The Silver Fox (who was being seriously, usefully sensible) advised against including two bottles of his whisky in my emergency kit. I took them out. I kept the gin though. I also put in 3 x 3 litres bottles of water that I had stored at the bottom of the pantry, though I had to dig my way through packets of spice and pasta and bottles of vinegar etc to get to them. I moved from room to room in a bit of a dream as we continued to be rocked by aftershocks. At one point SF stopped me, took a whistle out of his pocket, told me to put it on my keyring and keep it with me at all times. If I'm trapped anywhere as the result of an aftershock he wants me to be able to signal to rescuers where I am. It was the most romantic givt that anyone has ever given me, and that's including wookiees.

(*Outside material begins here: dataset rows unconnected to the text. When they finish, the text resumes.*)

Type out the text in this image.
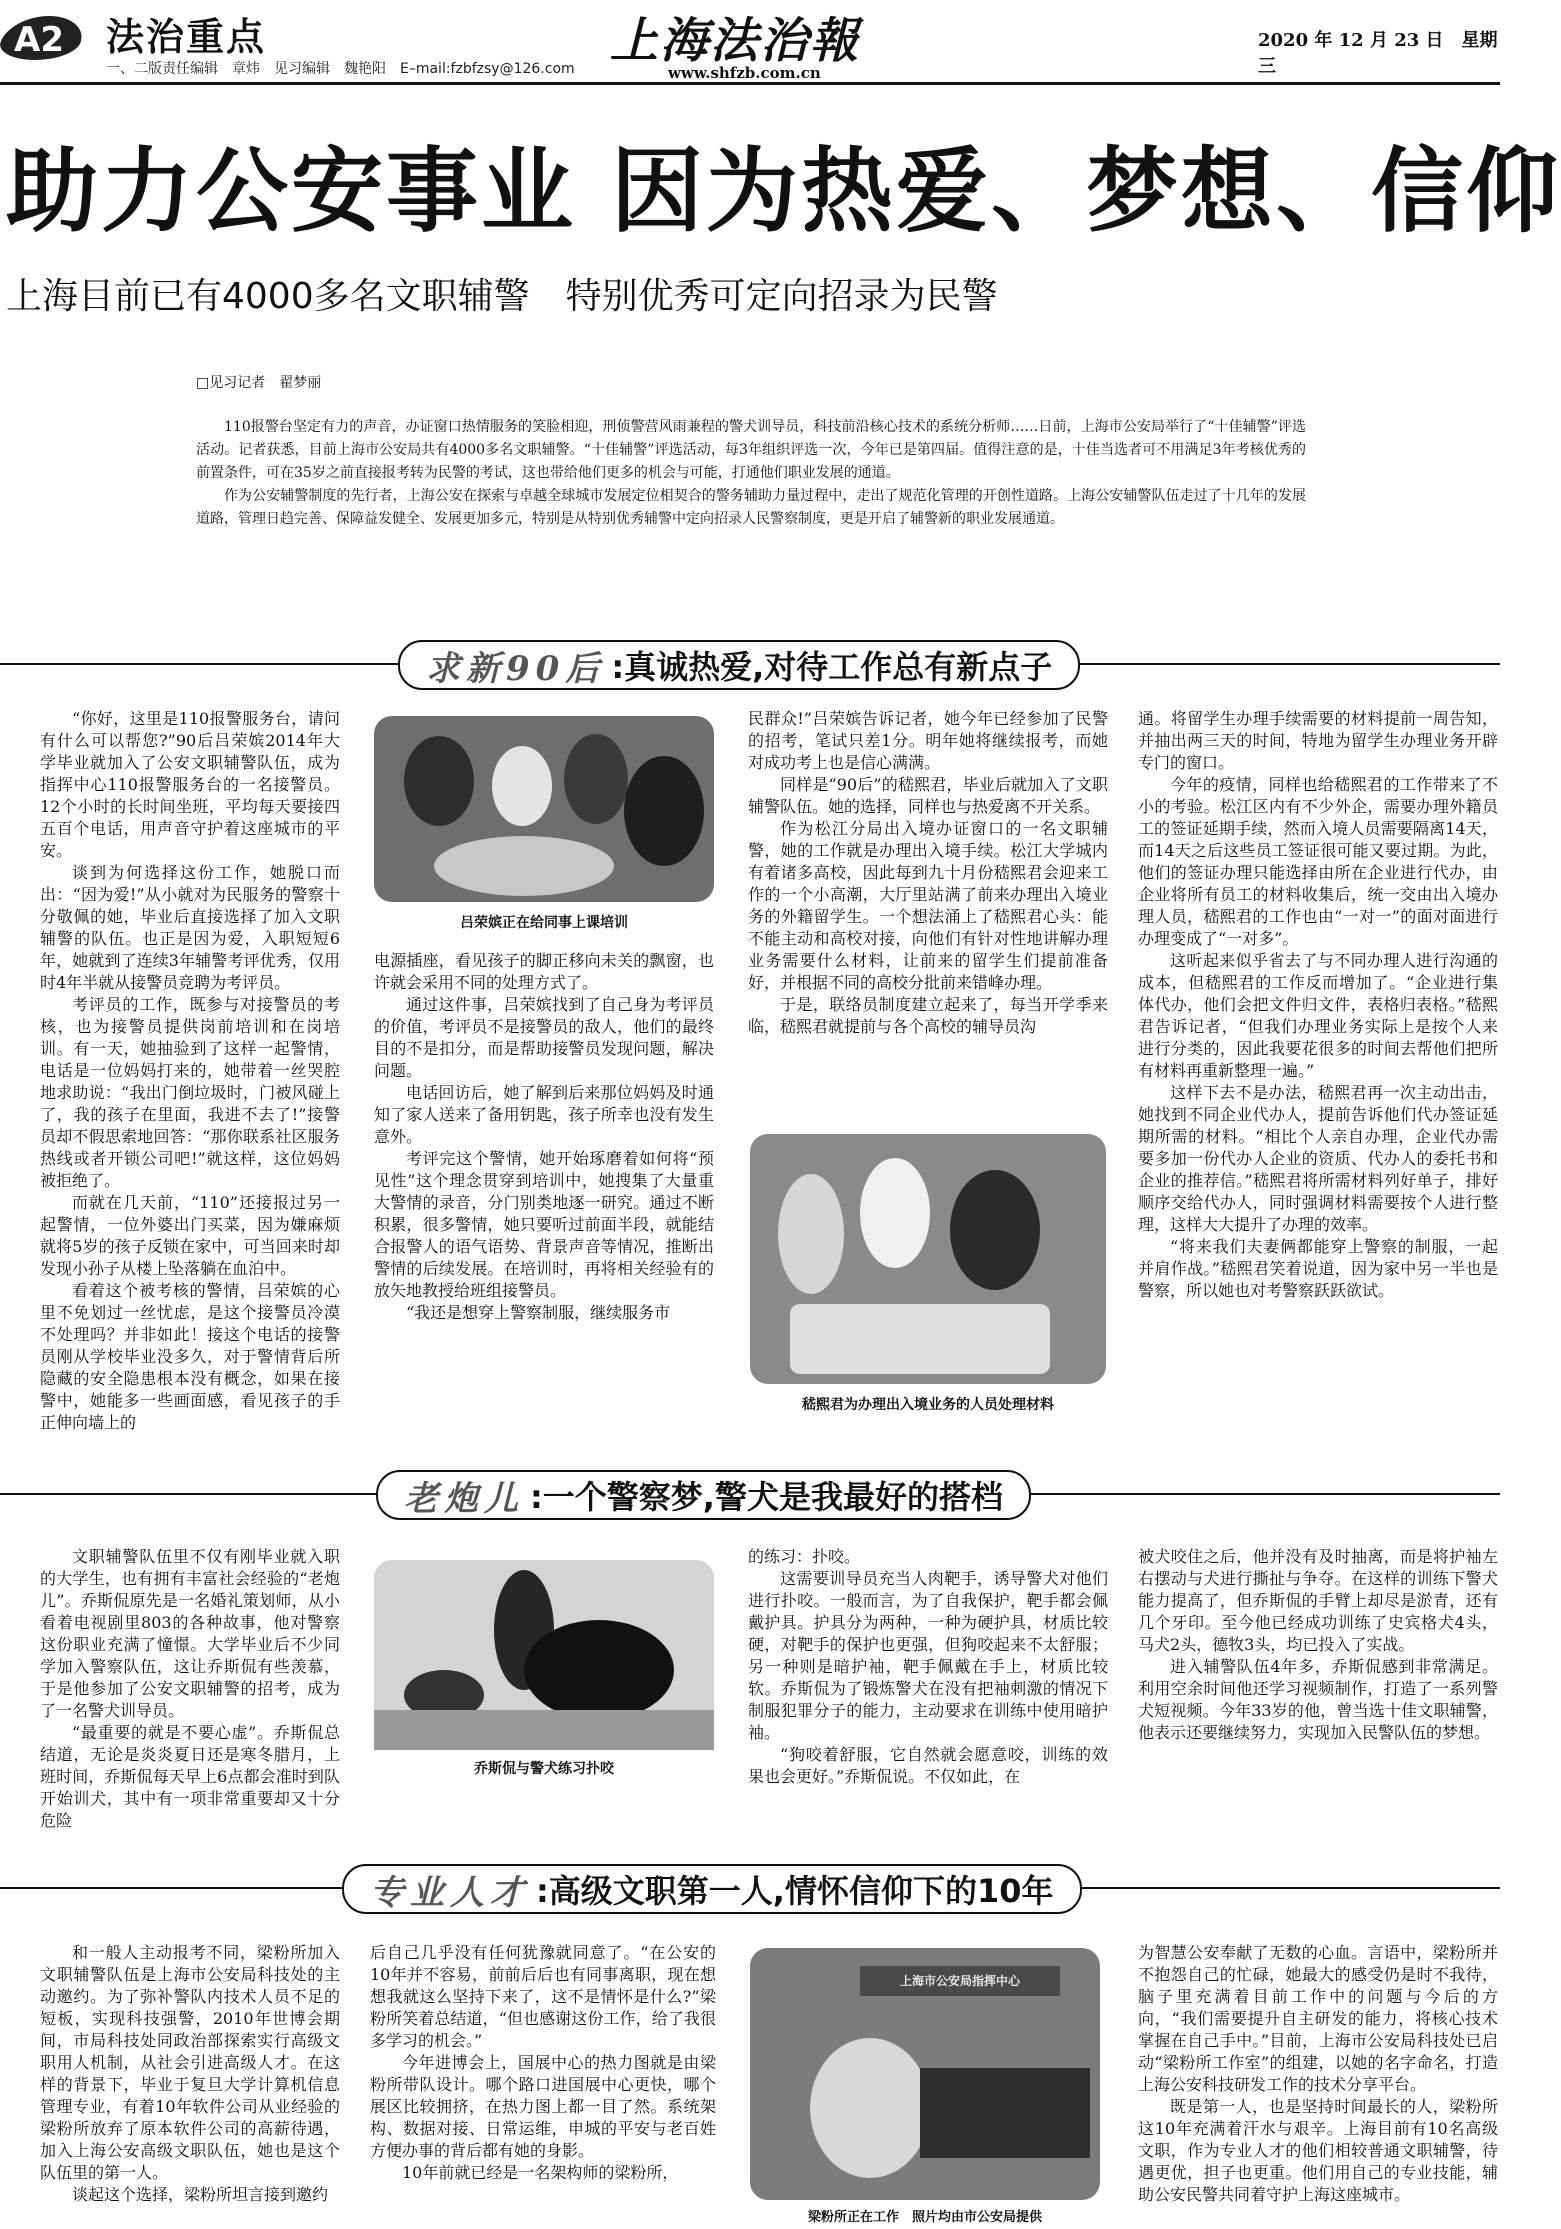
A2 法治重点
一、二版责任编辑　章炜　见习编辑　魏艳阳　E–mail:fzbfzsy@126.com 上海法治報
www.shfzb.com.cn
2020 年 12 月 23 日　星期三
助力公安事业 因为热爱、梦想、信仰
上海目前已有4000多名文职辅警　特别优秀可定向招录为民警
□见习记者　翟梦丽

110报警台坚定有力的声音，办证窗口热情服务的笑脸相迎，刑侦警营风雨兼程的警犬训导员，科技前沿核心技术的系统分析师……日前，上海市公安局举行了“十佳辅警”评选活动。记者获悉，目前上海市公安局共有4000多名文职辅警。“十佳辅警”评选活动，每3年组织评选一次，今年已是第四届。值得注意的是，十佳当选者可不用满足3年考核优秀的前置条件，可在35岁之前直接报考转为民警的考试，这也带给他们更多的机会与可能，打通他们职业发展的通道。

作为公安辅警制度的先行者，上海公安在探索与卓越全球城市发展定位相契合的警务辅助力量过程中，走出了规范化管理的开创性道路。上海公安辅警队伍走过了十几年的发展道路，管理日趋完善、保障益发健全、发展更加多元，特别是从特别优秀辅警中定向招录人民警察制度，更是开启了辅警新的职业发展通道。

求新90后 :真诚热爱,对待工作总有新点子

“你好，这里是110报警服务台，请问有什么可以帮您?”90后吕荣嫔2014年大学毕业就加入了公安文职辅警队伍，成为指挥中心110报警服务台的一名接警员。12个小时的长时间坐班，平均每天要接四五百个电话，用声音守护着这座城市的平安。

谈到为何选择这份工作，她脱口而出：“因为爱!”从小就对为民服务的警察十分敬佩的她，毕业后直接选择了加入文职辅警的队伍。也正是因为爱，入职短短6年，她就到了连续3年辅警考评优秀，仅用时4年半就从接警员竞聘为考评员。

考评员的工作，既参与对接警员的考核，也为接警员提供岗前培训和在岗培训。有一天，她抽验到了这样一起警情，电话是一位妈妈打来的，她带着一丝哭腔地求助说：“我出门倒垃圾时，门被风碰上了，我的孩子在里面，我进不去了!”接警员却不假思索地回答：“那你联系社区服务热线或者开锁公司吧!”就这样，这位妈妈被拒绝了。

而就在几天前，“110”还接报过另一起警情，一位外婆出门买菜，因为嫌麻烦就将5岁的孩子反锁在家中，可当回来时却发现小孙子从楼上坠落躺在血泊中。

看着这个被考核的警情，吕荣嫔的心里不免划过一丝忧虑，是这个接警员冷漠不处理吗？并非如此！接这个电话的接警员刚从学校毕业没多久，对于警情背后所隐藏的安全隐患根本没有概念，如果在接警中，她能多一些画面感，看见孩子的手正伸向墙上的

吕荣嫔正在给同事上课培训

电源插座，看见孩子的脚正移向未关的飘窗，也许就会采用不同的处理方式了。

通过这件事，吕荣嫔找到了自己身为考评员的价值，考评员不是接警员的敌人，他们的最终目的不是扣分，而是帮助接警员发现问题，解决问题。

电话回访后，她了解到后来那位妈妈及时通知了家人送来了备用钥匙，孩子所幸也没有发生意外。

考评完这个警情，她开始琢磨着如何将“预见性”这个理念贯穿到培训中，她搜集了大量重大警情的录音，分门别类地逐一研究。通过不断积累，很多警情，她只要听过前面半段，就能结合报警人的语气语势、背景声音等情况，推断出警情的后续发展。在培训时，再将相关经验有的放矢地教授给班组接警员。

“我还是想穿上警察制服，继续服务市

民群众!”吕荣嫔告诉记者，她今年已经参加了民警的招考，笔试只差1分。明年她将继续报考，而她对成功考上也是信心满满。

同样是“90后”的嵇熙君，毕业后就加入了文职辅警队伍。她的选择，同样也与热爱离不开关系。

作为松江分局出入境办证窗口的一名文职辅警，她的工作就是办理出入境手续。松江大学城内有着诸多高校，因此每到九十月份嵇熙君会迎来工作的一个小高潮，大厅里站满了前来办理出入境业务的外籍留学生。一个想法涌上了嵇熙君心头：能不能主动和高校对接，向他们有针对性地讲解办理业务需要什么材料，让前来的留学生们提前准备好，并根据不同的高校分批前来错峰办理。

于是，联络员制度建立起来了，每当开学季来临，嵇熙君就提前与各个高校的辅导员沟

嵇熙君为办理出入境业务的人员处理材料

通。将留学生办理手续需要的材料提前一周告知，并抽出两三天的时间，特地为留学生办理业务开辟专门的窗口。

今年的疫情，同样也给嵇熙君的工作带来了不小的考验。松江区内有不少外企，需要办理外籍员工的签证延期手续，然而入境人员需要隔离14天，而14天之后这些员工签证很可能又要过期。为此，他们的签证办理只能选择由所在企业进行代办，由企业将所有员工的材料收集后，统一交由出入境办理人员，嵇熙君的工作也由“一对一”的面对面进行办理变成了“一对多”。

这听起来似乎省去了与不同办理人进行沟通的成本，但嵇熙君的工作反而增加了。“企业进行集体代办，他们会把文件归文件，表格归表格。”嵇熙君告诉记者，“但我们办理业务实际上是按个人来进行分类的，因此我要花很多的时间去帮他们把所有材料再重新整理一遍。”

这样下去不是办法，嵇熙君再一次主动出击，她找到不同企业代办人，提前告诉他们代办签证延期所需的材料。“相比个人亲自办理，企业代办需要多加一份代办人企业的资质、代办人的委托书和企业的推荐信。”嵇熙君将所需材料列好单子，排好顺序交给代办人，同时强调材料需要按个人进行整理，这样大大提升了办理的效率。

“将来我们夫妻俩都能穿上警察的制服，一起并肩作战。”嵇熙君笑着说道，因为家中另一半也是警察，所以她也对考警察跃跃欲试。

老炮儿 :一个警察梦,警犬是我最好的搭档

文职辅警队伍里不仅有刚毕业就入职的大学生，也有拥有丰富社会经验的“老炮儿”。乔斯侃原先是一名婚礼策划师，从小看着电视剧里803的各种故事，他对警察这份职业充满了憧憬。大学毕业后不少同学加入警察队伍，这让乔斯侃有些羡慕，于是他参加了公安文职辅警的招考，成为了一名警犬训导员。

“最重要的就是不要心虚”。乔斯侃总结道，无论是炎炎夏日还是寒冬腊月，上班时间，乔斯侃每天早上6点都会准时到队开始训犬，其中有一项非常重要却又十分危险

乔斯侃与警犬练习扑咬

的练习：扑咬。

这需要训导员充当人肉靶手，诱导警犬对他们进行扑咬。一般而言，为了自我保护，靶手都会佩戴护具。护具分为两种，一种为硬护具，材质比较硬，对靶手的保护也更强，但狗咬起来不太舒服；另一种则是暗护袖，靶手佩戴在手上，材质比较软。乔斯侃为了锻炼警犬在没有把袖刺激的情况下制服犯罪分子的能力，主动要求在训练中使用暗护袖。

“狗咬着舒服，它自然就会愿意咬，训练的效果也会更好。”乔斯侃说。不仅如此，在

被犬咬住之后，他并没有及时抽离，而是将护袖左右摆动与犬进行撕扯与争夺。在这样的训练下警犬能力提高了，但乔斯侃的手臂上却尽是淤青，还有几个牙印。至今他已经成功训练了史宾格犬4头，马犬2头，德牧3头，均已投入了实战。

进入辅警队伍4年多，乔斯侃感到非常满足。利用空余时间他还学习视频制作，打造了一系列警犬短视频。今年33岁的他，曾当选十佳文职辅警，他表示还要继续努力，实现加入民警队伍的梦想。

专业人才 :高级文职第一人,情怀信仰下的10年

和一般人主动报考不同，梁粉所加入文职辅警队伍是上海市公安局科技处的主动邀约。为了弥补警队内技术人员不足的短板，实现科技强警，2010年世博会期间，市局科技处同政治部探索实行高级文职用人机制，从社会引进高级人才。在这样的背景下，毕业于复旦大学计算机信息管理专业，有着10年软件公司从业经验的梁粉所放弃了原本软件公司的高薪待遇，加入上海公安高级文职队伍，她也是这个队伍里的第一人。

谈起这个选择，梁粉所坦言接到邀约

后自己几乎没有任何犹豫就同意了。“在公安的10年并不容易，前前后后也有同事离职，现在想想我就这么坚持下来了，这不是情怀是什么?”梁粉所笑着总结道，“但也感谢这份工作，给了我很多学习的机会。”

今年进博会上，国展中心的热力图就是由梁粉所带队设计。哪个路口进国展中心更快，哪个展区比较拥挤，在热力图上都一目了然。系统架构、数据对接、日常运维，申城的平安与老百姓方便办事的背后都有她的身影。

10年前就已经是一名架构师的梁粉所，

上海市公安局指挥中心
梁粉所正在工作　照片均由市公安局提供

为智慧公安奉献了无数的心血。言语中，梁粉所并不抱怨自己的忙碌，她最大的感受仍是时不我待，脑子里充满着目前工作中的问题与今后的方向，“我们需要提升自主研发的能力，将核心技术掌握在自己手中。”目前，上海市公安局科技处已启动“梁粉所工作室”的组建，以她的名字命名，打造上海公安科技研发工作的技术分享平台。

既是第一人，也是坚持时间最长的人，梁粉所这10年充满着汗水与艰辛。上海目前有10名高级文职，作为专业人才的他们相较普通文职辅警，待遇更优，担子也更重。他们用自己的专业技能，辅助公安民警共同着守护上海这座城市。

We shoved as much as we could into backpacks and a plastic storage container that we duct-taped to the top of the chilly-bin, I grabbed my bike and we moved off to Tulip's house. Because SF's car keys were back at his work (multilevel concrete building in the central city that HASN'T fallen down, thank God) we couldn't drive but the traffic was moving so slowly it hardly seemed like it would be worth the bother anyway. After checking in at Tulip's the Silver Fox and I continued on foot. Both of our mothers live in Linwood in houses that didn't suffer too badly in the initial quake so we were hopeful we could stay there and that we wouldn't need all of the emergency supplies.
And so we walked the few kilometres eastward out of town like refugees. We were not alone. We passed barefoot office workers. People sat on their front fences in small groups, chatting, though mostly people looked haunted. Several people asked if we were all right but we were alive and walking around and had scavenged some possessions so I thought the all-rightness, in this context, was self-evident. The traffic moved at a snail's pace. I felt horribly tired all of a sudden. Each step was an effort. SF tried to cheer me on with the occasional grin but it required too much energy to respond in kind. At one point, while on Gloucester St, we passed a pile of bricks and wood that I remember as being a row of two-storey flats. A distant part of my brain registered that there might be people under all that. Another part of my brain just instructed my feet to keep moving in the same direction and not think about it. Nobody is searching through rubble so with false willful cheerfulness I assume that there was no one home at that place.
Nothing is where it used to be.
After that, my memory starts to become as fractured as the roads down which we trudged. I got no sleep to speak of on Tuesday night, though I have my scribbled notes to work from. More posts on day 2 and 3 will follow. In the meantime I am well. I have food, enough water for the time being, a bike to get around on, internet access and, most important of all, my loved ones. All of my friends and family have been accounted for, though the chances that an acquaintance or a friend of a friend has not been killed is fairly low. There are only a couple of degrees of separation in Christchurch. We all await the announcement of the names of the dead with great trepidation.
So far, we are doing as well as we can despite our world having tilted like a high-rise hotel. Thank you so much for your concern for my safety. Please hang onto that feeling in the months to come. We're going to need it.